So, now that I have it here… I’m wondering why I cannot connect. The only clue I get is when I kill the process of the connection_manager, pidgin gives me a SSL Handshake Failed message, but I really don’t get much anything else to help me out. I get nothing on the XMPP console because I never successfully connect of course, so I don’t know where the disconnect may be… if its syntax or not.

So I enabled debugging, and here’s the stuff I got:

2008.09.30 04:57:06 IQ stanza of type RESULT was discarded:
2008.09.30 04:57:07
javax.net.ssl.SSLHandshakeException: SSL handshake failed.
at org.apache.mina.filter.SSLFilter.messageReceived(SSLFilter.java:416)
at org.apache.mina.common.support.AbstractIoFilterChain.callNextMessageReceived(Ab stractIoFilterChain.java:299)
at org.apache.mina.common.support.AbstractIoFilterChain.access$1100(AbstractIoFilt erChain.java:53)
at org.apache.mina.common.support.AbstractIoFilterChain$EntryImpl$1.messageReceive d(AbstractIoFilterChain.java:648)
at org.apache.mina.filter.executor.ExecutorFilter.processEvent(ExecutorFilter.java :239)
at org.apache.mina.filter.executor.ExecutorFilter$ProcessEventsRunnable.run(Execut orFilter.java:283)
at java.util.concurrent.ThreadPoolExecutor$Worker.runTask(ThreadPoolExecutor.java: 885)
at java.util.concurrent.ThreadPoolExecutor$Worker.run(ThreadPoolExecutor.java:907)
at org.apache.mina.util.NamePreservingRunnable.run(NamePreservingRunnable.java:51)
at java.lang.Thread.run(Thread.java:619)
Caused by: javax.net.ssl.SSLHandshakeException: no cipher suites in common
at com.sun.net.ssl.internal.ssl.Handshaker.checkThrown(Handshaker.java:938)
at com.sun.net.ssl.internal.ssl.SSLEngineImpl.checkTaskThrown(SSLEngineImpl.java:4 65)
at com.sun.net.ssl.internal.ssl.SSLEngineImpl.writeAppRecord(SSLEngineImpl.java:10 64)
at com.sun.net.ssl.internal.ssl.SSLEngineImpl.wrap(SSLEngineImpl.java:1036)
at javax.net.ssl.SSLEngine.wrap(SSLEngine.java:452)
at org.apache.mina.filter.support.SSLHandler.handshake(SSLHandler.java:515)
at org.apache.mina.filter.support.SSLHandler.messageReceived(SSLHandler.java:306)
at org.apache.mina.filter.SSLFilter.messageReceived(SSLFilter.java:392)
… 9 more
Caused by: javax.net.ssl.SSLHandshakeException: no cipher suites in common
at com.sun.net.ssl.internal.ssl.Alerts.getSSLException(Alerts.java:174)
at com.sun.net.ssl.internal.ssl.SSLEngineImpl.fatal(SSLEngineImpl.java:1366)
at com.sun.net.ssl.internal.ssl.Handshaker.fatalSE(Handshaker.java:189)
at com.sun.net.ssl.internal.ssl.Handshaker.fatalSE(Handshaker.java:177)
at com.sun.net.ssl.internal.ssl.ServerHandshaker.chooseCipherSuite(ServerHandshake r.java:638)
at com.sun.net.ssl.internal.ssl.ServerHandshaker.clientHello(ServerHandshaker.java :425)
at com.sun.net.ssl.internal.ssl.ServerHandshaker.processMessage(ServerHandshaker.j ava:139)
at com.sun.net.ssl.internal.ssl.Handshaker.processLoop(Handshaker.java:516)
at com.sun.net.ssl.internal.ssl.Handshaker$1.run(Handshaker.java:458)
at java.security.AccessController.doPrivileged(Native Method)
at com.sun.net.ssl.internal.ssl.Handshaker$DelegatedTask.run(Handshaker.java:875)
at org.apache.mina.filter.support.SSLHandler.doTasks(SSLHandler.java:686)
at org.apache.mina.filter.support.SSLHandler.handshake(SSLHandler.java:486)
… 11 more
2008.09.30 04:57:20 IQ stanza of type RESULT was discarded:

This was after doing some working with keytool for both truststore and keystore.

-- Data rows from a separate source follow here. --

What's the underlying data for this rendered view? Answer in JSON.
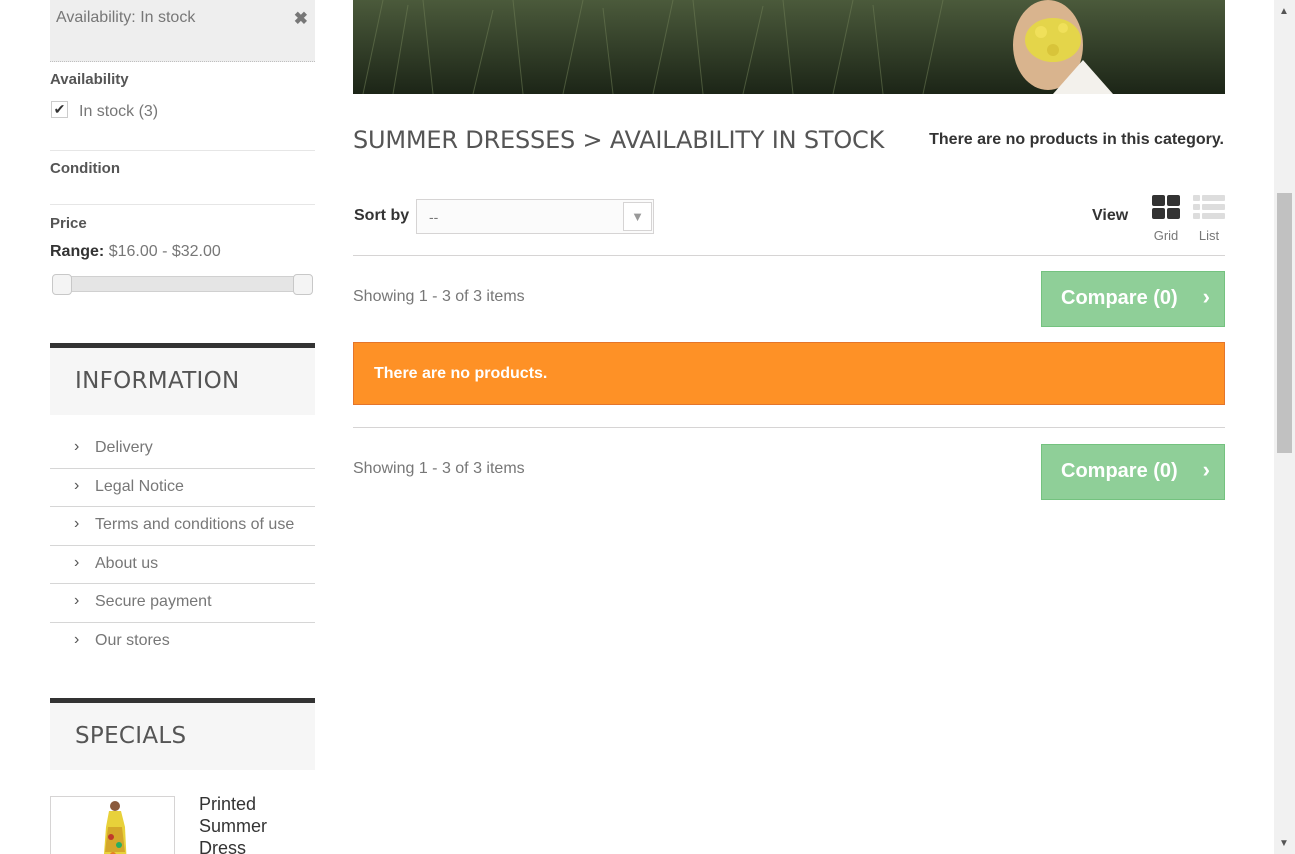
{
  "filters": {
    "active_chip": "Availability: In stock",
    "availability_title": "Availability",
    "in_stock_label": "In stock (3)",
    "in_stock_checked": true,
    "condition_title": "Condition",
    "price_title": "Price",
    "range_label": "Range:",
    "range_value": "$16.00 - $32.00"
  },
  "information": {
    "title": "INFORMATION",
    "items": [
      {
        "label": "Delivery"
      },
      {
        "label": "Legal Notice"
      },
      {
        "label": "Terms and conditions of use"
      },
      {
        "label": "About us"
      },
      {
        "label": "Secure payment"
      },
      {
        "label": "Our stores"
      }
    ]
  },
  "specials": {
    "title": "SPECIALS",
    "product_name": "Printed Summer Dress"
  },
  "category": {
    "heading": "SUMMER DRESSES > AVAILABILITY IN STOCK",
    "note": "There are no products in this category."
  },
  "toolbar": {
    "sort_label": "Sort by",
    "sort_value": "--",
    "view_label": "View",
    "grid_label": "Grid",
    "list_label": "List"
  },
  "results": {
    "showing_top": "Showing 1 - 3 of 3 items",
    "showing_bottom": "Showing 1 - 3 of 3 items",
    "compare_top": "Compare (0)",
    "compare_bottom": "Compare (0)",
    "alert": "There are no products."
  },
  "colors": {
    "alert_bg": "#fe9126",
    "compare_bg": "#8fcf98",
    "block_border": "#333333"
  }
}
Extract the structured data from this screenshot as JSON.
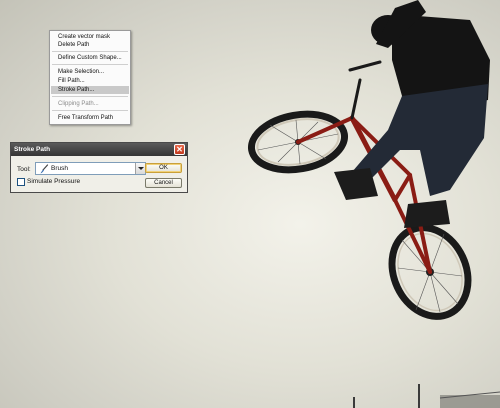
{
  "context_menu": {
    "items": [
      {
        "label": "Create vector mask",
        "disabled": false
      },
      {
        "label": "Delete Path",
        "disabled": false
      },
      {
        "label": "Define Custom Shape...",
        "disabled": false
      },
      {
        "label": "Make Selection...",
        "disabled": false
      },
      {
        "label": "Fill Path...",
        "disabled": false
      },
      {
        "label": "Stroke Path...",
        "disabled": false,
        "highlighted": true
      },
      {
        "label": "Clipping Path...",
        "disabled": true
      },
      {
        "label": "Free Transform Path",
        "disabled": false
      }
    ]
  },
  "dialog": {
    "title": "Stroke Path",
    "close_glyph": "✕",
    "tool_label": "Tool:",
    "tool_value": "Brush",
    "simulate_pressure_label": "Simulate Pressure",
    "simulate_pressure_checked": false,
    "ok_label": "OK",
    "cancel_label": "Cancel"
  },
  "icons": {
    "brush": "brush-icon",
    "close": "close-icon",
    "dropdown": "chevron-down-icon"
  },
  "colors": {
    "sky": "#e2e1d6",
    "bike_frame": "#8a1c14",
    "title_bar": "#404040",
    "close_button": "#d2492a",
    "menu_highlight": "#c9c9c9"
  }
}
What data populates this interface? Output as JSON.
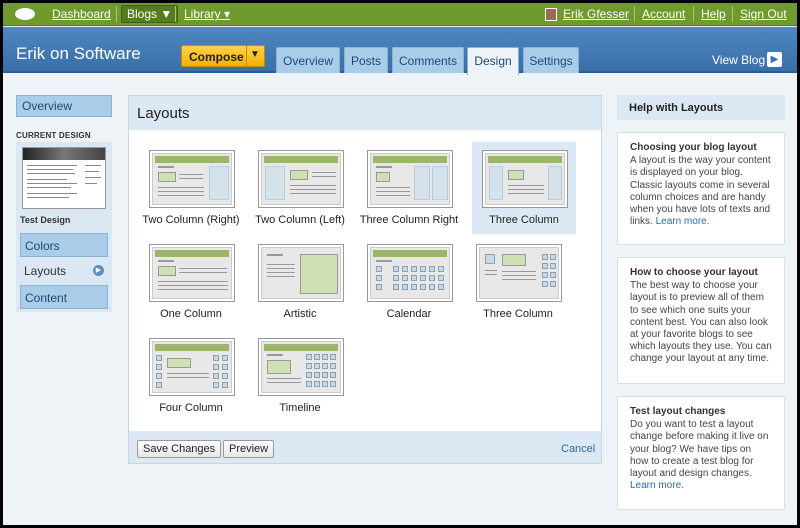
{
  "topbar": {
    "dashboard": "Dashboard",
    "blogs": "Blogs ▼",
    "library": "Library ▾",
    "user": "Erik Gfesser",
    "account": "Account",
    "help": "Help",
    "signout": "Sign Out"
  },
  "header": {
    "blog_title": "Erik on Software",
    "compose": "Compose",
    "tabs": [
      "Overview",
      "Posts",
      "Comments",
      "Design",
      "Settings"
    ],
    "active_tab": "Design",
    "view_blog": "View Blog"
  },
  "leftnav": {
    "overview": "Overview",
    "current_design_label": "CURRENT DESIGN",
    "design_name": "Test Design",
    "items": [
      "Colors",
      "Layouts",
      "Content"
    ],
    "current_item": "Layouts"
  },
  "main": {
    "title": "Layouts",
    "layouts": [
      "Two Column (Right)",
      "Two Column (Left)",
      "Three Column Right",
      "Three Column",
      "One Column",
      "Artistic",
      "Calendar",
      "Three Column",
      "Four Column",
      "Timeline"
    ],
    "selected": "Three Column",
    "save": "Save Changes",
    "preview": "Preview",
    "cancel": "Cancel"
  },
  "help": {
    "title": "Help with Layouts",
    "cards": [
      {
        "heading": "Choosing your blog layout",
        "body": "A layout is the way your content is displayed on your blog. Classic layouts come in several column choices and are handy when you have lots of texts and links.",
        "link": "Learn more."
      },
      {
        "heading": "How to choose your layout",
        "body": "The best way to choose your layout is to preview all of them to see which one suits your content best. You can also look at your favorite blogs to see which layouts they use. You can change your layout at any time.",
        "link": ""
      },
      {
        "heading": "Test layout changes",
        "body": "Do you want to test a layout change before making it live on your blog? We have tips on how to create a test blog for layout and design changes.",
        "link": "Learn more."
      }
    ]
  },
  "colors": {
    "topbar": "#6f9a2d",
    "header": "#3a6fa8",
    "tab": "#a9cce8",
    "compose": "#f1b100"
  }
}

I flushed both the intermediate certificate that I had and the certificate I first imported. I then converted my certificate and key to DER formats from PEM. I downloaded ImportKey.java and ImportKey.class and proceeded to import the cert/key combination from /opt/openfire/resources/security/ directory. The message showed success, so I thought I was good, checked the keystore and noticed no certs, so I imported the DER format of the cert (keytool -import -keystore keystore -alias servepath.com -file servepath.com.crt.der). Fired up my connection manager and I show a connection to my primary server, but again my client cannot connect to the connection manager server. I’m hoping what I’m missing is stupidly obvious, but I am juggling too many things and arrived at this dead end.

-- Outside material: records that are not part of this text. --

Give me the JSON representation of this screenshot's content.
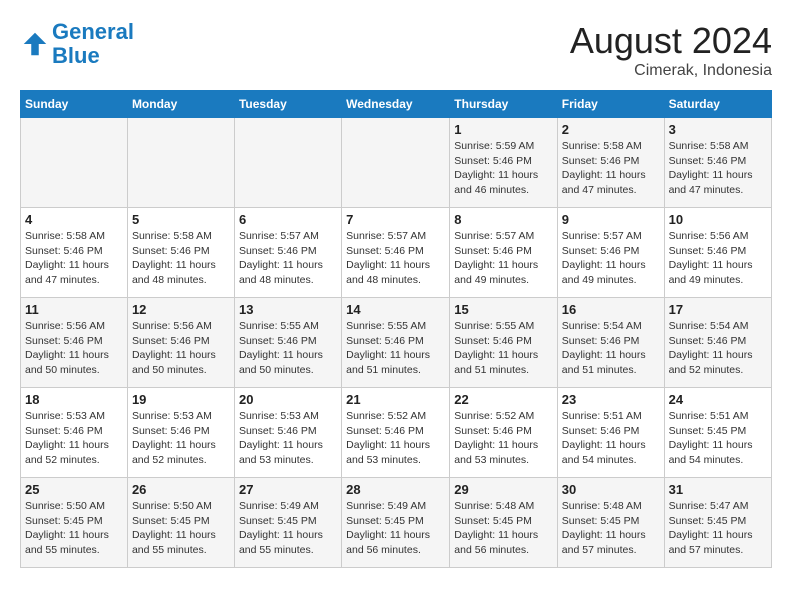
{
  "header": {
    "logo_line1": "General",
    "logo_line2": "Blue",
    "month_year": "August 2024",
    "location": "Cimerak, Indonesia"
  },
  "days_of_week": [
    "Sunday",
    "Monday",
    "Tuesday",
    "Wednesday",
    "Thursday",
    "Friday",
    "Saturday"
  ],
  "weeks": [
    [
      {
        "day": "",
        "info": ""
      },
      {
        "day": "",
        "info": ""
      },
      {
        "day": "",
        "info": ""
      },
      {
        "day": "",
        "info": ""
      },
      {
        "day": "1",
        "info": "Sunrise: 5:59 AM\nSunset: 5:46 PM\nDaylight: 11 hours\nand 46 minutes."
      },
      {
        "day": "2",
        "info": "Sunrise: 5:58 AM\nSunset: 5:46 PM\nDaylight: 11 hours\nand 47 minutes."
      },
      {
        "day": "3",
        "info": "Sunrise: 5:58 AM\nSunset: 5:46 PM\nDaylight: 11 hours\nand 47 minutes."
      }
    ],
    [
      {
        "day": "4",
        "info": "Sunrise: 5:58 AM\nSunset: 5:46 PM\nDaylight: 11 hours\nand 47 minutes."
      },
      {
        "day": "5",
        "info": "Sunrise: 5:58 AM\nSunset: 5:46 PM\nDaylight: 11 hours\nand 48 minutes."
      },
      {
        "day": "6",
        "info": "Sunrise: 5:57 AM\nSunset: 5:46 PM\nDaylight: 11 hours\nand 48 minutes."
      },
      {
        "day": "7",
        "info": "Sunrise: 5:57 AM\nSunset: 5:46 PM\nDaylight: 11 hours\nand 48 minutes."
      },
      {
        "day": "8",
        "info": "Sunrise: 5:57 AM\nSunset: 5:46 PM\nDaylight: 11 hours\nand 49 minutes."
      },
      {
        "day": "9",
        "info": "Sunrise: 5:57 AM\nSunset: 5:46 PM\nDaylight: 11 hours\nand 49 minutes."
      },
      {
        "day": "10",
        "info": "Sunrise: 5:56 AM\nSunset: 5:46 PM\nDaylight: 11 hours\nand 49 minutes."
      }
    ],
    [
      {
        "day": "11",
        "info": "Sunrise: 5:56 AM\nSunset: 5:46 PM\nDaylight: 11 hours\nand 50 minutes."
      },
      {
        "day": "12",
        "info": "Sunrise: 5:56 AM\nSunset: 5:46 PM\nDaylight: 11 hours\nand 50 minutes."
      },
      {
        "day": "13",
        "info": "Sunrise: 5:55 AM\nSunset: 5:46 PM\nDaylight: 11 hours\nand 50 minutes."
      },
      {
        "day": "14",
        "info": "Sunrise: 5:55 AM\nSunset: 5:46 PM\nDaylight: 11 hours\nand 51 minutes."
      },
      {
        "day": "15",
        "info": "Sunrise: 5:55 AM\nSunset: 5:46 PM\nDaylight: 11 hours\nand 51 minutes."
      },
      {
        "day": "16",
        "info": "Sunrise: 5:54 AM\nSunset: 5:46 PM\nDaylight: 11 hours\nand 51 minutes."
      },
      {
        "day": "17",
        "info": "Sunrise: 5:54 AM\nSunset: 5:46 PM\nDaylight: 11 hours\nand 52 minutes."
      }
    ],
    [
      {
        "day": "18",
        "info": "Sunrise: 5:53 AM\nSunset: 5:46 PM\nDaylight: 11 hours\nand 52 minutes."
      },
      {
        "day": "19",
        "info": "Sunrise: 5:53 AM\nSunset: 5:46 PM\nDaylight: 11 hours\nand 52 minutes."
      },
      {
        "day": "20",
        "info": "Sunrise: 5:53 AM\nSunset: 5:46 PM\nDaylight: 11 hours\nand 53 minutes."
      },
      {
        "day": "21",
        "info": "Sunrise: 5:52 AM\nSunset: 5:46 PM\nDaylight: 11 hours\nand 53 minutes."
      },
      {
        "day": "22",
        "info": "Sunrise: 5:52 AM\nSunset: 5:46 PM\nDaylight: 11 hours\nand 53 minutes."
      },
      {
        "day": "23",
        "info": "Sunrise: 5:51 AM\nSunset: 5:46 PM\nDaylight: 11 hours\nand 54 minutes."
      },
      {
        "day": "24",
        "info": "Sunrise: 5:51 AM\nSunset: 5:45 PM\nDaylight: 11 hours\nand 54 minutes."
      }
    ],
    [
      {
        "day": "25",
        "info": "Sunrise: 5:50 AM\nSunset: 5:45 PM\nDaylight: 11 hours\nand 55 minutes."
      },
      {
        "day": "26",
        "info": "Sunrise: 5:50 AM\nSunset: 5:45 PM\nDaylight: 11 hours\nand 55 minutes."
      },
      {
        "day": "27",
        "info": "Sunrise: 5:49 AM\nSunset: 5:45 PM\nDaylight: 11 hours\nand 55 minutes."
      },
      {
        "day": "28",
        "info": "Sunrise: 5:49 AM\nSunset: 5:45 PM\nDaylight: 11 hours\nand 56 minutes."
      },
      {
        "day": "29",
        "info": "Sunrise: 5:48 AM\nSunset: 5:45 PM\nDaylight: 11 hours\nand 56 minutes."
      },
      {
        "day": "30",
        "info": "Sunrise: 5:48 AM\nSunset: 5:45 PM\nDaylight: 11 hours\nand 57 minutes."
      },
      {
        "day": "31",
        "info": "Sunrise: 5:47 AM\nSunset: 5:45 PM\nDaylight: 11 hours\nand 57 minutes."
      }
    ]
  ]
}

Maybe i need to int vacation(struct myself);

Hey Brian,

Are you trying to secure the connection between the CMs and Openfire? First off, I would ask why is it that you need to use CMs on top of Openfire? Since a single Openfire instance scaled from 5K to 250K we stopped recommending using CMs for “regular” scalability needs. We are now recommending CMs if your servers are under really heavy load so using CMs is a way to reduce the CPU and I/O burden. Having said that the second question is why use TLS between CMs and Openfire? If both machines are under a protected network then you might want to reconsider using TLS since using TLS is an expensive feature. IOW, if you still need to use CMs and you need secured connections between them then make sure to provide RSA and DSA certs (that should take care of the cipher issues).

Regards,

– Gato

The CMs take care of the lack of clustering availability with an architectural need for local and remote team members. Effectively they’re doing nothing other than providing a local system to my remote vendors to connect to which extends the current jabber domain to them via the CM. I also wanted the client to have the ability to talk to one another locally through their local CM, instead of every time talking to the guy across the hall from him the packet traffic traveling around the world.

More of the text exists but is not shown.